The prevalence of the p.Ala143Thr mutation in our high-risk populations (0.33 %, Table 3) is almost 20 times higher than in a European newborn population (0.017 %, Mechtler et al. 2012). Low α-aGAL A activity could be one cofactor contributing to endothelial stress, provoking stroke, renal failure, or other signs, and symptoms classically associated with FD. The lack of Gb-3 deposits on electron microscopy does not preclude high intracellullar (lyso)-Gb3 levels that could be pathogenic and cause endothelial cell dysfunction (Namdar et al. 2012), though this should be confirmed with further studies.

Despite the coexistence of renal failure, proteinuria, and low aGAL A activity in patient 1 from our database (Table 1), the diagnosis of Fabry nephropathy was offset by the biopsy that showed a typical case of diabetic nephropathy. Proteinuria and renal failure in patient 16 in the FOS database (Table 4) was secondary to lupus nephritis. The cardiac biopsy in patient 7 from our own database (Table 1) with LVH and heart failure showed AL amyloid. These examples prove that before accepting the diagnosis of FD, confirmation of a mutation and diminished enzyme activity are needed, as well as comprehensive clinical and pathological workup of the patients, where biopsies of the involved organ, next to other diagnostics tools as MRI in left ventricular hypertrophy, should confirm the diagnosis.

Only two patients with the p.Ala143Thr in FOS were reported to have had a kidney biopsy, in spite of a larger number of patients with renal failure. Nevertheless, most of the included patients were treated with ERT. This expensive treatment is possibly not warranted in these patients.

In stroke, establishing a diagnosis of FD is even more difficult as is the case also in several of our own cases, as biopsy of the affected organ is impossible. Diagnosis is especially difficult when other typical features of FD are lacking, as is the case for the p.Ala143Thr mutation.

It has been proposed by expert panels to start treatment in all adult (>16 years) male Fabry patients, and in all patients, pediatric, male, or female, “as soon as clinical signs and symptoms are observed” (Eng et al. 2006). In our cases, however, we have no knowledge on the contribution of the enzymatic defect to the patients’ morbidity and no reliable prognostic data are available on the evolution in case of an “atypical” variant like the p.Ala143Thr.
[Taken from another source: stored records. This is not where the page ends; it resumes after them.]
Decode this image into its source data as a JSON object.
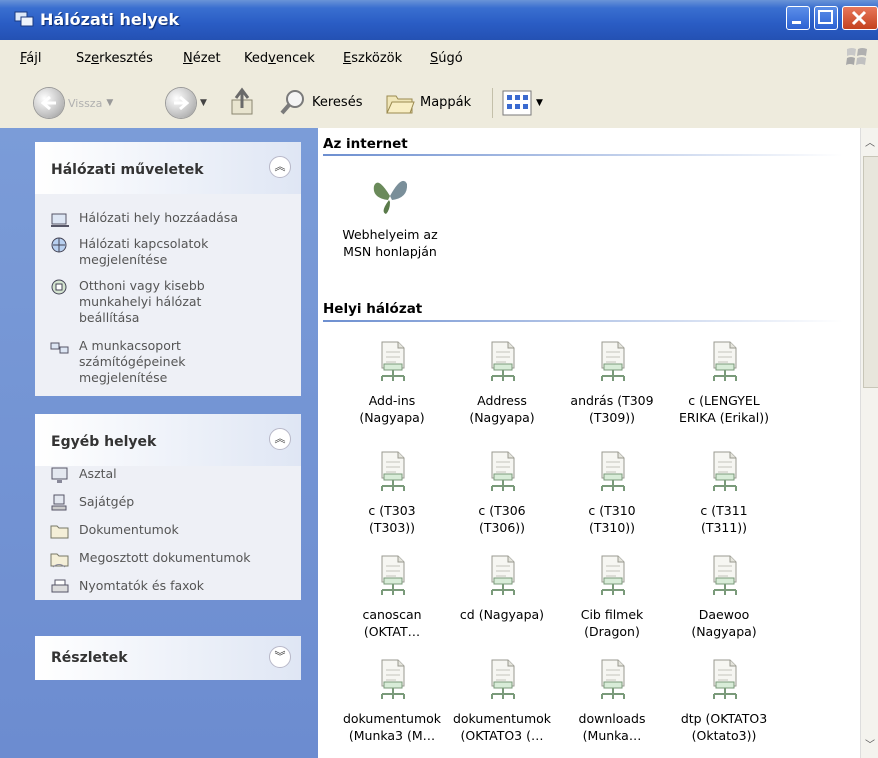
{
  "window": {
    "title": "Hálózati helyek"
  },
  "menu": [
    {
      "pre": "",
      "u": "F",
      "post": "ájl"
    },
    {
      "pre": "Sz",
      "u": "e",
      "post": "rkesztés"
    },
    {
      "pre": "",
      "u": "N",
      "post": "ézet"
    },
    {
      "pre": "Ked",
      "u": "v",
      "post": "encek"
    },
    {
      "pre": "",
      "u": "E",
      "post": "szközök"
    },
    {
      "pre": "",
      "u": "S",
      "post": "úgó"
    }
  ],
  "toolbar": {
    "back_label": "Vissza",
    "search_label": "Keresés",
    "folders_label": "Mappák"
  },
  "panels": {
    "network_tasks": {
      "title": "Hálózati műveletek",
      "items": [
        {
          "label": "Hálózati hely hozzáadása",
          "icon": "add-network-place-icon"
        },
        {
          "label": "Hálózati kapcsolatok megjelenítése",
          "icon": "network-connections-icon"
        },
        {
          "label": "Otthoni vagy kisebb munkahelyi hálózat beállítása",
          "icon": "home-network-wizard-icon"
        },
        {
          "label": "A munkacsoport számítógépeinek megjelenítése",
          "icon": "workgroup-computers-icon"
        }
      ]
    },
    "other_places": {
      "title": "Egyéb helyek",
      "items": [
        {
          "label": "Asztal",
          "icon": "desktop-icon"
        },
        {
          "label": "Sajátgép",
          "icon": "my-computer-icon"
        },
        {
          "label": "Dokumentumok",
          "icon": "documents-folder-icon"
        },
        {
          "label": "Megosztott dokumentumok",
          "icon": "shared-documents-icon"
        },
        {
          "label": "Nyomtatók és faxok",
          "icon": "printers-faxes-icon"
        }
      ]
    },
    "details": {
      "title": "Részletek"
    }
  },
  "content": {
    "internet_title": "Az internet",
    "internet_item": {
      "line1": "Webhelyeim az",
      "line2": "MSN honlapján"
    },
    "lan_title": "Helyi hálózat",
    "shares": [
      {
        "line1": "Add-ins",
        "line2": "(Nagyapa)"
      },
      {
        "line1": "Address",
        "line2": "(Nagyapa)"
      },
      {
        "line1": "andrás (T309",
        "line2": "(T309))"
      },
      {
        "line1": "c (LENGYEL",
        "line2": "ERIKA (Erikal))"
      },
      {
        "line1": "c (T303",
        "line2": "(T303))"
      },
      {
        "line1": "c (T306",
        "line2": "(T306))"
      },
      {
        "line1": "c (T310",
        "line2": "(T310))"
      },
      {
        "line1": "c (T311",
        "line2": "(T311))"
      },
      {
        "line1": "canoscan",
        "line2": "(OKTAT…"
      },
      {
        "line1": "cd (Nagyapa)",
        "line2": ""
      },
      {
        "line1": "Cib filmek",
        "line2": "(Dragon)"
      },
      {
        "line1": "Daewoo",
        "line2": "(Nagyapa)"
      },
      {
        "line1": "dokumentumok",
        "line2": "(Munka3 (M…"
      },
      {
        "line1": "dokumentumok",
        "line2": "(OKTATO3 (…"
      },
      {
        "line1": "downloads",
        "line2": "(Munka…"
      },
      {
        "line1": "dtp (OKTATO3",
        "line2": "(Oktato3))"
      }
    ]
  }
}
It is even questionable if these patients have Fabry disease at all; it has been suggested to call such mutations, biochemically true positive but clinically false positive, as “fringe mutations” (Houge et al. 2011). Moreover, ERT has been studied in the classical phenotype, but there are no studies on the effects in the atypical variants.

The inclusion of patients with the p.Ala143Thr or other mutations associated with an attenuated phenotype (e.g., N215S or p.Asn215Ser, Branton et al. 2002) in studies on the effectiveness of ERT could confound results and should be studied separately. The place of ERT in patients with the p.Ala143Thr mutation is still unclear and should be the subject of close study. The currently available databases such as the industry-sponsored FOS cannot answer this question. An independent international database with mandatory data collection could provide quality data for further study.
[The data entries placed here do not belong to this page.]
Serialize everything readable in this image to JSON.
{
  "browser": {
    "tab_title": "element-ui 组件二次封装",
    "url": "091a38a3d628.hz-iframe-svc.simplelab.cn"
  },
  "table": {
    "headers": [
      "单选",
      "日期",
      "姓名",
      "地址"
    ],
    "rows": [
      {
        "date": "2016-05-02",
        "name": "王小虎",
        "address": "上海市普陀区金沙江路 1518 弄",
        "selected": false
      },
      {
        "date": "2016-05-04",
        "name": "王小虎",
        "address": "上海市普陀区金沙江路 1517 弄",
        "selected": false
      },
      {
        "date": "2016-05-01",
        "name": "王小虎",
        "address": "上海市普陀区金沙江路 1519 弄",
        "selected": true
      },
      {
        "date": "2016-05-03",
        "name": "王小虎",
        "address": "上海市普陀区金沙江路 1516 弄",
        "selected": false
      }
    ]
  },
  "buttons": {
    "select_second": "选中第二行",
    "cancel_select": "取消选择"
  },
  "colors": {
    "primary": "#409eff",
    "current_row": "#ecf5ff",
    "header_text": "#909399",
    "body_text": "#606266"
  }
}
Based on our data, we conclude that the expressivity of the p.Ala143Thr mutation is extremely variable. The presence of this mutation is not to be directly associated with pathology, and we have no compelling data that label this mutation as “pathogenic.” At most, it is “possibly” pathogenic. As a consequence, biopsy and clinical data should be collected in order to be able to understand the natural evolution and to decide on the need for ERT.

Conflict of Interest

WT received grants for research from Genzyme Belgium and Shire Belgium. DH received a research grant from Genzyme Belgium. RVH received grants from Genzyme Belgium. BW received funding from Genzyme Belgium. The other authors declare no conflict of interest.